Even when she hears the voices from within telling of the murder of her little brother, the only family member that she actually liked, she has to keep walking on without showing any emotion. Where does she walk? To the only place that she can think of: Leon’s apartment at the end of the hall. She rings on the doorbell desperately while trying to remain calm to the dangerously curious agent at her own door.

We see her as Leon does, through the spyglass in the door. He has no reason to open the door; he risks exposure for himself and more trouble than he needs. The audience is begging him to open the door and let her in. The score plays a big part in this scene but the lion’s share of the credit has to go to Portman for her acting throughout. Her face is a mask of desperation that tugs on our heartstrings as she whispers, “Please open the door.”

 

1. Searching the apartment – Rear Window (1954)

James Stewart’s injured photographer, LB Jeffries, is confined to his apartment with only the carryings on of his neighbours to keep him amused. As he watches, he uncovers what he suspects is a murder by one of them: Lars Thorwald (Raymond Burr). He sends his girlfriend Lisa, played by Grace Kelly, to break into Thorwald’s apartment and look for clues.

As she does so, however, we see Thorwald returning early from the errand he has been sent on. The beauty of this scene is that the camera stays helplessly stuck in the apartment with James Stewart. We, the audience, are stuck there, as distanced and unable to help as he is. It is this camera work, combined with Stewart’s acting, skilful facial expressions and gestures, which makes this scene so memorable. The camera shows us Grace Kelly searching for a hiding place when Thorwald returns but we don’t actually see her find one because this is hidden from us by the wall. We don’t know how exposed she is.

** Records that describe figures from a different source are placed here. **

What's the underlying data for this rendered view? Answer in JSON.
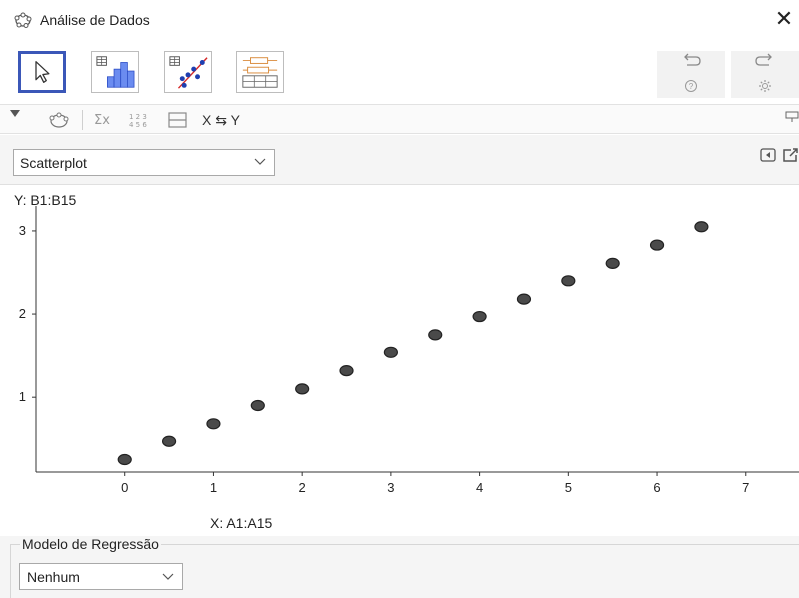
{
  "window": {
    "title": "Análise de Dados",
    "close_glyph": "✕"
  },
  "toolbar": {
    "modes": [
      {
        "name": "move",
        "icon": "pointer-arrow-icon",
        "active": true
      },
      {
        "name": "one-variable",
        "icon": "histogram-icon",
        "active": false
      },
      {
        "name": "two-variable",
        "icon": "scatter-regression-icon",
        "active": false
      },
      {
        "name": "multi-variable",
        "icon": "boxplot-icon",
        "active": false
      }
    ],
    "undo_icon": "undo-icon",
    "redo_icon": "redo-icon",
    "help_icon": "help-icon",
    "settings_icon": "settings-gear-icon"
  },
  "subtoolbar": {
    "swap_label": "X ⇆ Y",
    "icons": [
      "triangle-menu-icon",
      "stats-icon",
      "sum-icon",
      "data-123-icon",
      "split-view-icon"
    ]
  },
  "plot_type": {
    "selected": "Scatterplot"
  },
  "plot": {
    "y_label": "Y:  B1:B15",
    "x_label": "X:  A1:A15"
  },
  "regression": {
    "title": "Modelo de Regressão",
    "selected": "Nenhum"
  },
  "colors": {
    "accent": "#3b57b8",
    "point_fill": "#4a4a4a",
    "point_stroke": "#222222"
  },
  "chart_data": {
    "type": "scatter",
    "x": [
      0,
      0.5,
      1,
      1.5,
      2,
      2.5,
      3,
      3.5,
      4,
      4.5,
      5,
      5.5,
      6,
      6.5
    ],
    "y": [
      0.25,
      0.47,
      0.68,
      0.9,
      1.1,
      1.32,
      1.54,
      1.75,
      1.97,
      2.18,
      2.4,
      2.61,
      2.83,
      3.05
    ],
    "xticks": [
      "0",
      "1",
      "2",
      "3",
      "4",
      "5",
      "6",
      "7"
    ],
    "yticks": [
      "1",
      "2",
      "3"
    ],
    "xlim": [
      -1,
      7.6
    ],
    "ylim": [
      0.1,
      3.3
    ],
    "grid": false,
    "legend": "none"
  }
}
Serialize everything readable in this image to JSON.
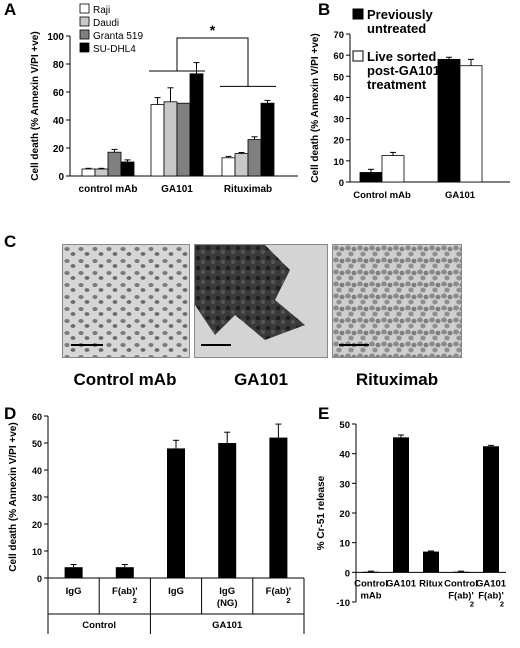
{
  "panels": {
    "A": "A",
    "B": "B",
    "C": "C",
    "D": "D",
    "E": "E"
  },
  "micrographs": [
    {
      "label": "Control mAb"
    },
    {
      "label": "GA101"
    },
    {
      "label": "Rituximab"
    }
  ],
  "colors": {
    "raji": "#ffffff",
    "daudi": "#c8c8c8",
    "granta": "#808080",
    "sudhl4": "#000000",
    "black": "#000000",
    "white": "#ffffff"
  },
  "chart_data": [
    {
      "id": "A",
      "type": "bar",
      "ylabel": "Cell death (% Annexin V/PI +ve)",
      "ylim": [
        0,
        100
      ],
      "yticks": [
        0,
        20,
        40,
        60,
        80,
        100
      ],
      "categories": [
        "control mAb",
        "GA101",
        "Rituximab"
      ],
      "series": [
        {
          "name": "Raji",
          "values": [
            5,
            51,
            13
          ],
          "errors": [
            0.5,
            5,
            1
          ]
        },
        {
          "name": "Daudi",
          "values": [
            5,
            53,
            16
          ],
          "errors": [
            0.5,
            10,
            0.8
          ]
        },
        {
          "name": "Granta 519",
          "values": [
            17,
            52,
            26
          ],
          "errors": [
            2,
            0,
            2
          ]
        },
        {
          "name": "SU-DHL4",
          "values": [
            10,
            73,
            52
          ],
          "errors": [
            1.5,
            8,
            2
          ]
        }
      ],
      "annotation": "*",
      "legend": "top-left"
    },
    {
      "id": "B",
      "type": "bar",
      "ylabel": "Cell death (% Annexin V/PI +ve)",
      "ylim": [
        0,
        70
      ],
      "yticks": [
        0,
        10,
        20,
        30,
        40,
        50,
        60,
        70
      ],
      "categories": [
        "Control mAb",
        "GA101"
      ],
      "series": [
        {
          "name_lines": [
            "Previously",
            "untreated"
          ],
          "values": [
            4.5,
            58
          ],
          "errors": [
            1.5,
            1
          ]
        },
        {
          "name_lines": [
            "Live sorted",
            "post-GA101",
            "treatment"
          ],
          "values": [
            12.5,
            55
          ],
          "errors": [
            1.5,
            3
          ]
        }
      ],
      "legend": "top"
    },
    {
      "id": "D",
      "type": "bar",
      "ylabel": "Cell death (% Annexin V/PI +ve)",
      "ylim": [
        0,
        60
      ],
      "yticks": [
        0,
        10,
        20,
        30,
        40,
        50,
        60
      ],
      "categories": [
        [
          "IgG"
        ],
        [
          "F(ab)'",
          "2"
        ],
        [
          "IgG"
        ],
        [
          "IgG",
          "(NG)"
        ],
        [
          "F(ab)'",
          "2"
        ]
      ],
      "groups": [
        {
          "label": "Control",
          "span": [
            0,
            1
          ]
        },
        {
          "label": "GA101",
          "span": [
            2,
            4
          ]
        }
      ],
      "values": [
        4,
        4,
        48,
        50,
        52
      ],
      "errors": [
        1,
        1,
        3,
        4,
        5
      ]
    },
    {
      "id": "E",
      "type": "bar",
      "ylabel": "% Cr-51 release",
      "ylim": [
        -10,
        50
      ],
      "yticks": [
        -10,
        0,
        10,
        20,
        30,
        40,
        50
      ],
      "categories": [
        [
          "Control",
          "mAb"
        ],
        [
          "GA101"
        ],
        [
          "Ritux"
        ],
        [
          "Control",
          "F(ab)'",
          "2"
        ],
        [
          "GA101",
          "F(ab)'",
          "2"
        ]
      ],
      "values": [
        0.2,
        45.5,
        7,
        0.2,
        42.5
      ],
      "errors": [
        0.2,
        0.8,
        0.2,
        0.2,
        0.3
      ]
    }
  ]
}
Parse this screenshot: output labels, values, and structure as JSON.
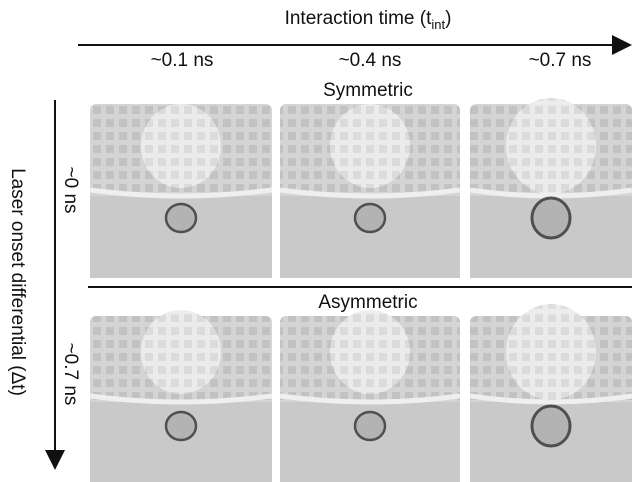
{
  "x_axis": {
    "label": "Interaction time (t",
    "subscript": "int",
    "suffix": ")"
  },
  "columns": [
    "~0.1 ns",
    "~0.4 ns",
    "~0.7 ns"
  ],
  "y_axis": {
    "label": "Laser onset differential (Δt)"
  },
  "rows": [
    "~0 ns",
    "~0.7 ns"
  ],
  "sections": [
    "Symmetric",
    "Asymmetric"
  ]
}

The music also helps in this scene, playing on as calm as it was throughout the entire scene even when things reach their tensest tense point. This is the genius of Alfred Hitchcock at work, combined by the superlative talent of James Stewart. We feel everything we’re supposed to feel. We’re made to feel as helpless as he does, stuck in that chair in the apartment, powerless. This is the tensest scene in motion picture history.

Author Bio: Richard Austin is a Primary School Deputy Headteacher who’s just finished his first novel and is saving up to get it edited. When he was a kid, he used to keep a little book of the films he went to see at the cinema, giving them ratings out of 5, which his family and friends find highly amusing to this day! He also has a website where he writes his random thoughts about science fiction.